In database indexing terminology, what is meant by index cardinality and why is it important for query performance?

Difficulty: Medium

Correct Answer: Index cardinality is the number of distinct key values stored in an index, which helps the optimizer estimate selectivity and choose efficient access paths

Explanation:


Introduction / Context:
Index cardinality is an important concept in relational database tuning. Interviewers often ask about it to see whether you understand how optimizers decide when an index is useful. Cardinality affects selectivity estimates, which in turn influence the choice between index scans, index only access, and full table scans. Knowing what index cardinality means and why it matters is essential for performance aware database design.


Given Data / Assumptions:

  • We are working with an indexed column or set of columns in a relational database such as DB2, Oracle, or SQL Server.
  • The database maintains statistics about tables and indexes, including row counts and distinct values.
  • The optimizer uses these statistics to choose execution plans for SQL queries.


Concept / Approach:
Index cardinality refers to the number of distinct key values present in an index. For a single column index, this is the count of unique values in that column. High cardinality means many distinct values relative to the number of rows, while low cardinality means many rows share the same value. The optimizer uses cardinality to estimate how many rows a predicate is likely to return; high selectivity predicates that match few rows often benefit from index access, while low selectivity predicates may be better served by scanning the table.


Step-by-Step Solution:
Step 1: Consider an index on EMPLOYEE.GRADE where GRADE can take values 1 through 10. The index cardinality is the number of distinct grade values actually present in the data. Step 2: If the table has 1 million rows but only 3 distinct values for GRADE, the cardinality is low; many rows share each value, and an equality predicate on GRADE may still retrieve a large portion of the table. Step 3: If instead there is an index on EMPLOYEE_ID where each employee has a unique identifier, the index cardinality is very high and equal to the number of rows; an equality predicate on EMPLOYEE_ID is highly selective. Step 4: The optimizer uses cardinality statistics from the catalog to estimate how many rows will match a given predicate, which guides decisions about using an index versus performing a full scan. Step 5: When statistics are stale or inaccurate, the optimizer may misjudge cardinality, choose suboptimal plans, and degrade performance, which is why keeping statistics current is important.

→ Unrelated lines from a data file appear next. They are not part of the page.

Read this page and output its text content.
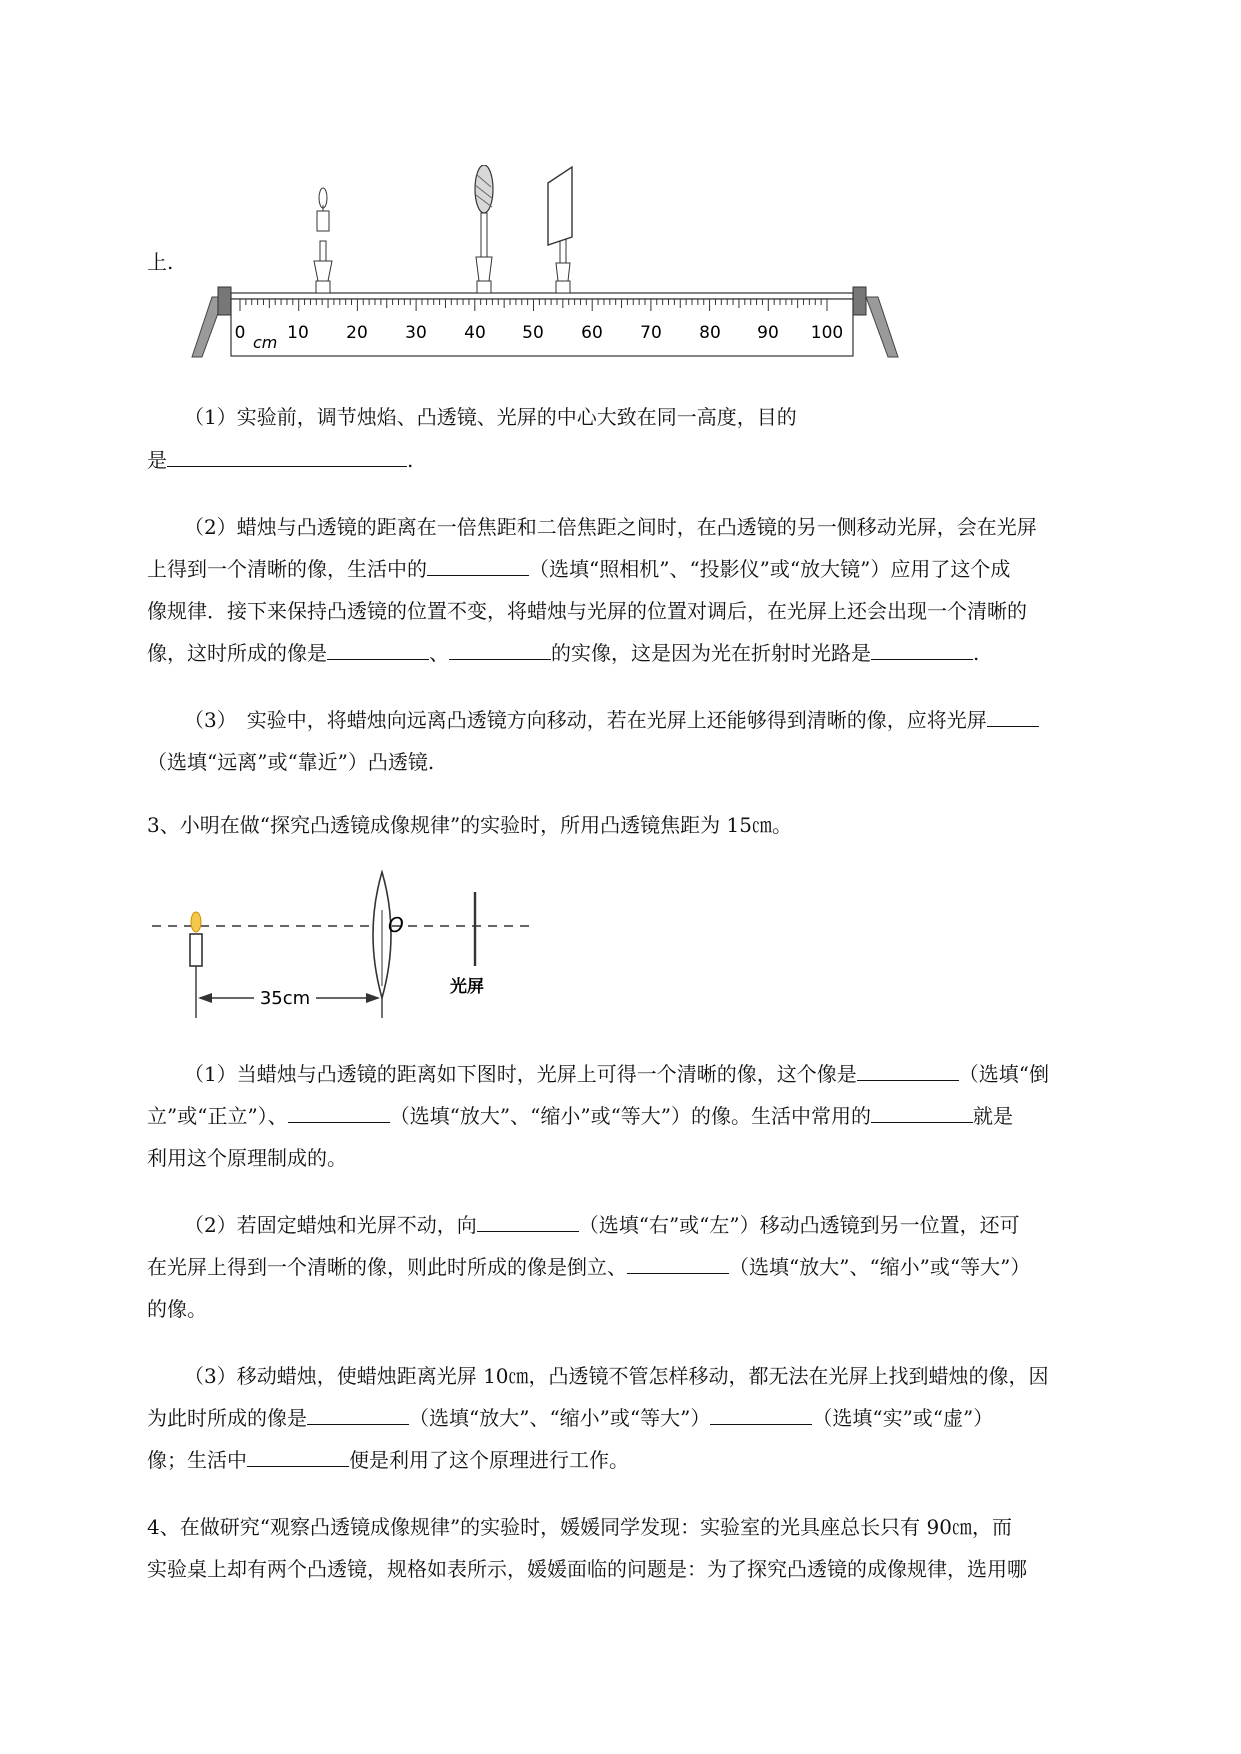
上.
0 10 20 30 40 50 60 70 80 90 100
cm
（1）实验前，调节烛焰、凸透镜、光屏的中心大致在同一高度，目的
是	.
（2）蜡烛与凸透镜的距离在一倍焦距和二倍焦距之间时，在凸透镜的另一侧移动光屏，会在光屏
上得到一个清晰的像，生活中的	（选填“照相机”、“投影仪”或“放大镜”）应用了这个成
像规律．接下来保持凸透镜的位置不变，将蜡烛与光屏的位置对调后，在光屏上还会出现一个清晰的
像，这时所成的像是	、	的实像，这是因为光在折射时光路是	.
（3）　实验中，将蜡烛向远离凸透镜方向移动，若在光屏上还能够得到清晰的像，应将光屏
（选填“远离”或“靠近”）凸透镜.
3、小明在做“探究凸透镜成像规律”的实验时，所用凸透镜焦距为 15㎝。
O
光屏
35cm
（1）当蜡烛与凸透镜的距离如下图时，光屏上可得一个清晰的像，这个像是	（选填“倒
立”或“正立”）、	（选填“放大”、“缩小”或“等大”）的像。生活中常用的	就是
利用这个原理制成的。
（2）若固定蜡烛和光屏不动，向	（选填“右”或“左”）移动凸透镜到另一位置，还可
在光屏上得到一个清晰的像，则此时所成的像是倒立、	（选填“放大”、“缩小”或“等大”）
的像。
（3）移动蜡烛，使蜡烛距离光屏 10㎝，凸透镜不管怎样移动，都无法在光屏上找到蜡烛的像，因
为此时所成的像是	（选填“放大”、“缩小”或“等大”）	（选填“实”或“虚”）
像；生活中	便是利用了这个原理进行工作。
4、在做研究“观察凸透镜成像规律”的实验时，媛媛同学发现：实验室的光具座总长只有 90㎝，而
实验桌上却有两个凸透镜，规格如表所示，媛媛面临的问题是：为了探究凸透镜的成像规律，选用哪
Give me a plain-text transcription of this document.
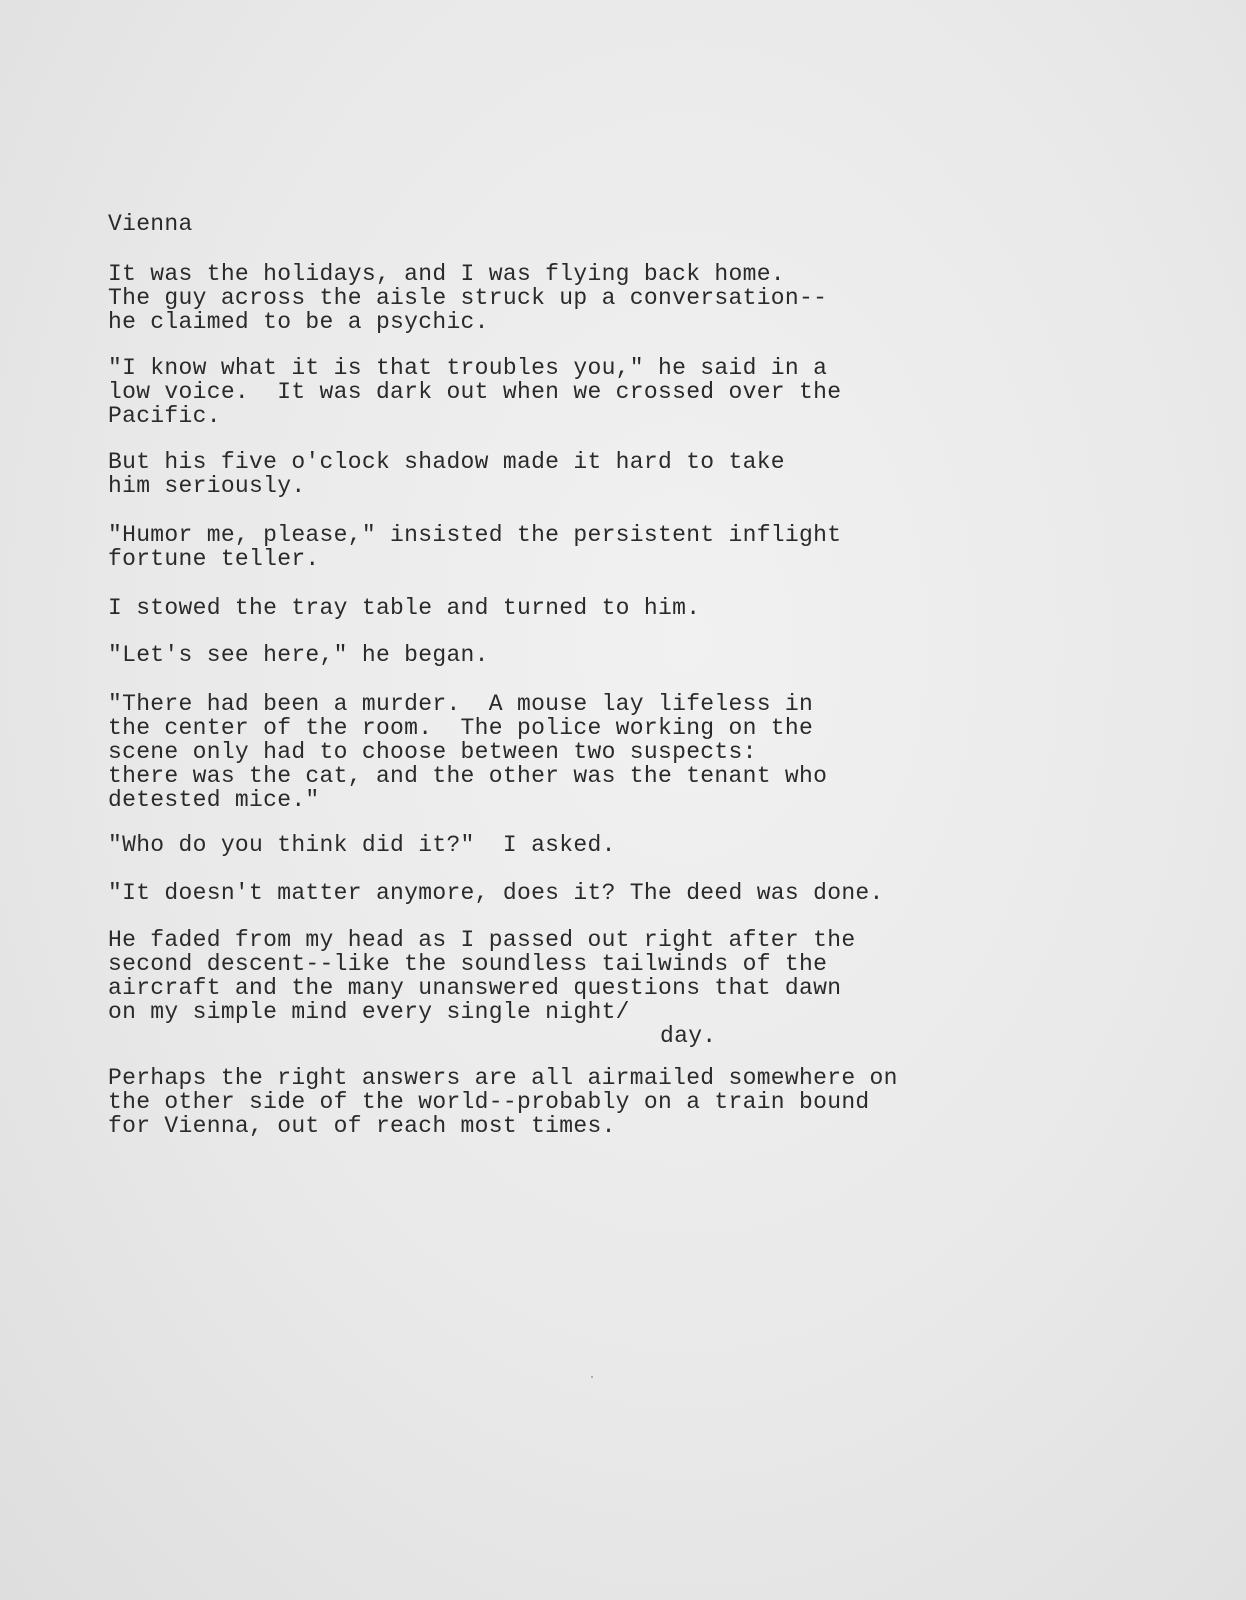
Vienna

It was the holidays, and I was flying back home.
The guy across the aisle struck up a conversation--
he claimed to be a psychic.

"I know what it is that troubles you," he said in a
low voice.  It was dark out when we crossed over the
Pacific.

But his five o'clock shadow made it hard to take
him seriously.

"Humor me, please," insisted the persistent inflight
fortune teller.

I stowed the tray table and turned to him.

"Let's see here," he began.

"There had been a murder.  A mouse lay lifeless in
the center of the room.  The police working on the
scene only had to choose between two suspects:
there was the cat, and the other was the tenant who
detested mice."

"Who do you think did it?"  I asked.

"It doesn't matter anymore, does it? The deed was done.

He faded from my head as I passed out right after the
second descent--like the soundless tailwinds of the
aircraft and the many unanswered questions that dawn
on my simple mind every single night/

day.

Perhaps the right answers are all airmailed somewhere on
the other side of the world--probably on a train bound
for Vienna, out of reach most times.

Verification / Alternative check:
You can verify index cardinality by running queries such as SELECT COUNT(DISTINCT column) FROM table and comparing the results with the statistics stored in the database catalogs. Tools that display execution plans often show estimated cardinalities for intermediate steps; these estimates are based on index and column statistics. When you update statistics and re-explain queries, you may see changes in estimated cardinality and corresponding changes in chosen access paths, demonstrating the practical impact of cardinality information.


Why Other Options Are Wrong:
Option B is incorrect because the total number of bytes on disk is a measure of index size, not cardinality. Option C is wrong because an index is defined on one table or partitioned structures, not shared arbitrarily by multiple tables in the sense described. Option D is incorrect; there is no fixed limit on the number of rebuilds, and rebuild count is unrelated to the concept of cardinality.


Common Pitfalls:
A common pitfall is creating indexes on columns with very low cardinality, such as a gender flag or a simple status that only has a few values. Such indexes provide little selectivity and may not help performance, yet they add overhead to inserts and updates. Another issue is neglecting to refresh statistics after large data changes, leading to outdated cardinality estimates and poor plan choices. Understanding index cardinality helps you design better indexes, choose appropriate indexed columns, and explain why certain queries do or do not benefit from indexing.


Final Answer:
Index cardinality is the number of distinct key values stored in an index, and it is important because the optimizer uses this information to estimate selectivity and choose efficient access paths for SQL queries.